18. There’s so much wrong with the cheap wine commercials (“Island Fruits Pinot Grigio, YUMMMM!”) that I don’t know where to begin. It clearly takes place in Commercial Land. A guy tries to propose to his girlfriend and this Island Fruits crap is the best wine he can think of? Meanwhile, she’s just about to accept his proposal (a life-altering major decision, one hopes) but is instead easily distracted by the Boone’s Farm screwtop plonk of the New Millennium. Hold that thought, honey, I have to have an orgasm over this crappy fruity wine-crap. Does the bigger size come in a BOX? Oh, yay!! Run, proposing guy! Run!!
19. Another Commercial Land cliche is animated stuffed animals.
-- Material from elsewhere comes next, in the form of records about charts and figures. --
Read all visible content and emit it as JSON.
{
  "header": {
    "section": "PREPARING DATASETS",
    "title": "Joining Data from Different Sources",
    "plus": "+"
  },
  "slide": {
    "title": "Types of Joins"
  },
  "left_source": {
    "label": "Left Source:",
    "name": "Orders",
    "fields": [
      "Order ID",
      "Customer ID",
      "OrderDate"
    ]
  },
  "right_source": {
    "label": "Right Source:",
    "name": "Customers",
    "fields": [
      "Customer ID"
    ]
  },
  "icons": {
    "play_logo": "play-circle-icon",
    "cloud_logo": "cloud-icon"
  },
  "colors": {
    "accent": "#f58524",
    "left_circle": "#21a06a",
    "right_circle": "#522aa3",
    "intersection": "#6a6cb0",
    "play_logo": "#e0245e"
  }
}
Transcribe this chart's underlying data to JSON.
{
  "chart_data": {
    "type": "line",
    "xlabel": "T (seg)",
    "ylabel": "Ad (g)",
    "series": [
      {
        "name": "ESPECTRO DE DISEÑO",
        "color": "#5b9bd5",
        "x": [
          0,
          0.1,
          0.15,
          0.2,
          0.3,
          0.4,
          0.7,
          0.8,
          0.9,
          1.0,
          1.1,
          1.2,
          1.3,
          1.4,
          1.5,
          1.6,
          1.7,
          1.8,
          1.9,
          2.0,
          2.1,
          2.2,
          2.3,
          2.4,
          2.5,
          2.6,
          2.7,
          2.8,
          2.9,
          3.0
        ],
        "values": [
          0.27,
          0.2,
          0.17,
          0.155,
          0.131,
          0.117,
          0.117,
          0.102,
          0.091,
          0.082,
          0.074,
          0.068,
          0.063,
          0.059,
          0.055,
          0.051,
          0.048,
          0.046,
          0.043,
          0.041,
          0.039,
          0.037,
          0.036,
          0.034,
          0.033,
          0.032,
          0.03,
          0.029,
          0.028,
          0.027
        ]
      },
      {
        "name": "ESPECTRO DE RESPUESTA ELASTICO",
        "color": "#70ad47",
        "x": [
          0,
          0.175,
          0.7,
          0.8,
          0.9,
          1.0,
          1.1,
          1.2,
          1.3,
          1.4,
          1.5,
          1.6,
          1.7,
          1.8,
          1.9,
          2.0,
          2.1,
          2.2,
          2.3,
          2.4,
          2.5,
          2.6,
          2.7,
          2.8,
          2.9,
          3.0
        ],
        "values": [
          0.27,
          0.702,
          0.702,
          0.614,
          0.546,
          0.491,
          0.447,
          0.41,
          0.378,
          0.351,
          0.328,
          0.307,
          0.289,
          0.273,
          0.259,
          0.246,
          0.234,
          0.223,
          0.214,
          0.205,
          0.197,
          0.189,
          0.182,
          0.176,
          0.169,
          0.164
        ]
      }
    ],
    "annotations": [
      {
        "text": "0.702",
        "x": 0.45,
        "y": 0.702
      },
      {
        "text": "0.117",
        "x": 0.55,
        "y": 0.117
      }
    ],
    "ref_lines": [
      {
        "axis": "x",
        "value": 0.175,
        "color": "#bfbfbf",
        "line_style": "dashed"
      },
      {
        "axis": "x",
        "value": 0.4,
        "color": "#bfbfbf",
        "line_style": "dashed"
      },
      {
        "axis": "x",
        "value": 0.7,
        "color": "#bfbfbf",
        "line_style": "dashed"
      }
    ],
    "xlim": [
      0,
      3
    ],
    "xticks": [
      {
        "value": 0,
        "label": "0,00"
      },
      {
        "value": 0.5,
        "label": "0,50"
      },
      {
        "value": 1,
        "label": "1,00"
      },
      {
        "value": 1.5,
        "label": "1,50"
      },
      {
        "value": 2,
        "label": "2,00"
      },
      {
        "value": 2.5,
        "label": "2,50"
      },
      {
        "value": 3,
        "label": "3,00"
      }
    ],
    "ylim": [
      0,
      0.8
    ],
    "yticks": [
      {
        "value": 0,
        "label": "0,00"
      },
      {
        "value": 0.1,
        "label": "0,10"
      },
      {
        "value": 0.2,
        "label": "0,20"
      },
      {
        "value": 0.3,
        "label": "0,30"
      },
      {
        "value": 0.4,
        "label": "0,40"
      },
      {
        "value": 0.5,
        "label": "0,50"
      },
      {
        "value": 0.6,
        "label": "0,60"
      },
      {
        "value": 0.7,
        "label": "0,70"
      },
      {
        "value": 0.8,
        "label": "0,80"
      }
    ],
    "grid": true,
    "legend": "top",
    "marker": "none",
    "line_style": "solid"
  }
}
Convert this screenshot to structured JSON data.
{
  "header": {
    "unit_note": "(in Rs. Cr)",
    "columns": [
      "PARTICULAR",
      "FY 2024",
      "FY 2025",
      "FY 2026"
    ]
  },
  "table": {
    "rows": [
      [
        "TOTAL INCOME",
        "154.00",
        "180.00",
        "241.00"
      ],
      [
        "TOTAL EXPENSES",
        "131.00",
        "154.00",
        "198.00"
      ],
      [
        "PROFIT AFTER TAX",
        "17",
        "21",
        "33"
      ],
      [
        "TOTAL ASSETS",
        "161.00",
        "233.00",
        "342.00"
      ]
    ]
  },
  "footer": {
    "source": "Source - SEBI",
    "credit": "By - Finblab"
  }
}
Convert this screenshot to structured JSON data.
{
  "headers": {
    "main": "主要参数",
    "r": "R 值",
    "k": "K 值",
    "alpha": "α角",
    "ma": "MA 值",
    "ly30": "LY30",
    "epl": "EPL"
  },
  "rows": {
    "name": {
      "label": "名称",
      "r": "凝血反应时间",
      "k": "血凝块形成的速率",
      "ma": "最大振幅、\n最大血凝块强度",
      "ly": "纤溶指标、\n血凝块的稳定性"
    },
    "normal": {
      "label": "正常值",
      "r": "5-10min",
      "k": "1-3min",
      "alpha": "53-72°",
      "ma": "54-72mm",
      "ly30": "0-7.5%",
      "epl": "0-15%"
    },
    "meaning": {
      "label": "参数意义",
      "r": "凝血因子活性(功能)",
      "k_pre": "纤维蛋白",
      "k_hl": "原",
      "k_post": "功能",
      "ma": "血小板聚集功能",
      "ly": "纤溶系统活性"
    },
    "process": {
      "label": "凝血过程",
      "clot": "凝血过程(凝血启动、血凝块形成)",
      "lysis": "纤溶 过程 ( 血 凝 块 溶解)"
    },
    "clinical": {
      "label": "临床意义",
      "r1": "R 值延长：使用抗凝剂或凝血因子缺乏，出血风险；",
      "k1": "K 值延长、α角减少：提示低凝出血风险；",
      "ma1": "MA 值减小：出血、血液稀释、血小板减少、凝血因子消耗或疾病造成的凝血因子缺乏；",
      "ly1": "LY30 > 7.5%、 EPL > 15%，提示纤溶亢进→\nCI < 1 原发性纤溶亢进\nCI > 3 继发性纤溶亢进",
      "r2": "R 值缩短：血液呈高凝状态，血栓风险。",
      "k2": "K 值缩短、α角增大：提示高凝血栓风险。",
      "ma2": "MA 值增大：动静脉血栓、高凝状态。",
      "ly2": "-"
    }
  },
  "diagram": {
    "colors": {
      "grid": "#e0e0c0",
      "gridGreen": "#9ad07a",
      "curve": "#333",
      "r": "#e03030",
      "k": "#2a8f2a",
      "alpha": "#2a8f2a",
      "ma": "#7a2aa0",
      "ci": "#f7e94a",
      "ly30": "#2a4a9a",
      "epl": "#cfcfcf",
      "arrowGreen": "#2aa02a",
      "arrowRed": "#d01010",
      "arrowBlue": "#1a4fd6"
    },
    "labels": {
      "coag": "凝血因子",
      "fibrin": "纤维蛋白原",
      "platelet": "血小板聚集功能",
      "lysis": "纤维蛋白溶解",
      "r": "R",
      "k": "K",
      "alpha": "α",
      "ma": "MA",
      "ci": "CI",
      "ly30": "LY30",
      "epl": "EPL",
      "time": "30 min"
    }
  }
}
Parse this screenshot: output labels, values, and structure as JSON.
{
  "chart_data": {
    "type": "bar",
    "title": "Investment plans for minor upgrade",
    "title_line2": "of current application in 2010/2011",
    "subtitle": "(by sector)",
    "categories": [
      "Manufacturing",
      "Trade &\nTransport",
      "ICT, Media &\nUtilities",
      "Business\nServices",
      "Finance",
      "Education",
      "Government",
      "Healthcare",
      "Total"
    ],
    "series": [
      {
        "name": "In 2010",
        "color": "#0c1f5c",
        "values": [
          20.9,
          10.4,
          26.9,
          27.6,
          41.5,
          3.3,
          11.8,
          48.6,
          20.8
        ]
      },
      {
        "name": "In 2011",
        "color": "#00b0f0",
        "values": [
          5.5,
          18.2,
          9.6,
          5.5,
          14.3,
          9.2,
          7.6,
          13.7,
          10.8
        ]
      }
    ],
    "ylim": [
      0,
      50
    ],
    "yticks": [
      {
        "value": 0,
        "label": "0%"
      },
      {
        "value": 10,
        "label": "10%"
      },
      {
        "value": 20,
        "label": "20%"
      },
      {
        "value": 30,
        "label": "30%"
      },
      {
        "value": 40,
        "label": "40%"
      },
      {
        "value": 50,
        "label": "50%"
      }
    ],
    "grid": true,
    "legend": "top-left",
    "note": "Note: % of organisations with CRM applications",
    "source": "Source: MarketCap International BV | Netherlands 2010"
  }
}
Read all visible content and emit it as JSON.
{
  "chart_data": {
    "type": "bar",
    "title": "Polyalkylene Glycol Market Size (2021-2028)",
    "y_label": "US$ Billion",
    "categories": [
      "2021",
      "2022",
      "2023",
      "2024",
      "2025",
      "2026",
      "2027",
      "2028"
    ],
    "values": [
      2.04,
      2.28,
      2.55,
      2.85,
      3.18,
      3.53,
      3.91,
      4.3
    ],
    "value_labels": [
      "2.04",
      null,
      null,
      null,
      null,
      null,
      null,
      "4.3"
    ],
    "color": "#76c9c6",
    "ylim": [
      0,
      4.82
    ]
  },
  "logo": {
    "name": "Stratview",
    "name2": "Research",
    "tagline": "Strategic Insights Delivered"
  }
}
The pinnacle of creepiness is probably the Snuggle Bear, as he talks and watches this woman swimming in a pool with a strange leer. But the Febreeze commercial with the stuffed animals being put away in a toy box and then somehow reappearing all over the rug seconds later? That’s not cute. That’s like an outtake from Poltergeist. Only in Commercial Land would the woman just stand there calmly surveying the room and immediately understanding that the stuffed animals are all appreciating the lovely chemical pong of Febreeze spritzed atop her carpet. Normal people would drop the Febreeze bottle, say very bad words loudly, and run like Hell.
20. Commercials that have angels in them tend to grate my cheddar, too. The Downy commercial with the cute little black child in her white dress and lavender sash…all of a sudden she’s got wings! Is she dead? Even the new commercials have the “angel” theme, with the cute little white child making “bedspread angels” atop the freshly softened sheets. The Angel Soft angels make “wee-wee / oui, oui” and “you don’t know squat (about female potty habits)” jokes, which is just juvenile. The Philly cream cheese angels are obsessed with shopping, “wing tucks”, and dumb, superficial crap in general. The Guardian Angel adverts where the guardian angels basically slack off unless their charges are about to use the wrong credit card. Because that’s worse than getting mowed down by a garbage truck or attacked by giant jellyfish. Does that sound like Heaven? Dead children, smarmy guys who make stupid potty humor jokes, and cream cheese spread lovin’ angels obsessed with their physical appearance and possible aging? Gah. It’s bad enough getting inundated by the values of the Religious Right without adding dysfunctional angel imagery to commercials.
21. Dishonorable Mention:
The Skittles commercial with the creepy bearded guy, wherein his freakishly animated chin hair feeds candy to his interviewer and then strokes her cheek. *skeeved out* In fact, whoever is handling Skittles / Starburst adverts right now should die, because when they aren’t promoting sociopathic behavior (“If you don’t have any friends, you won’t have to share your candy! Now…the girl!!”), they are just creepy. Remember the one that inflicted Lionel Ritchie’s “Hello” on us and had the Starburst sculpture that the lovelorn teenage boy takes a huge bite out of in front of his appalled crush?
TOOOOOO many more to start ranting again. Really. Share some of your least favourite with me; chances are that I hate them just as much as you do.
There ARE some great (the Staples CopyCat), funny (“are you agitatin’ my dots?”), memorable (spokesgeezer Fabio crooning grrrrowwwwwrrr in an insurance commercial, “weeeee waaaaant a celllll phoooone…I want to hear the voices, Daddy!”) and just plain weird (“Vegetable med-laaaayyyy!”) commercials out there. But that’s a post for another day.
Also, feel free to rant about any more recent advertising abominations. Horror is timeless.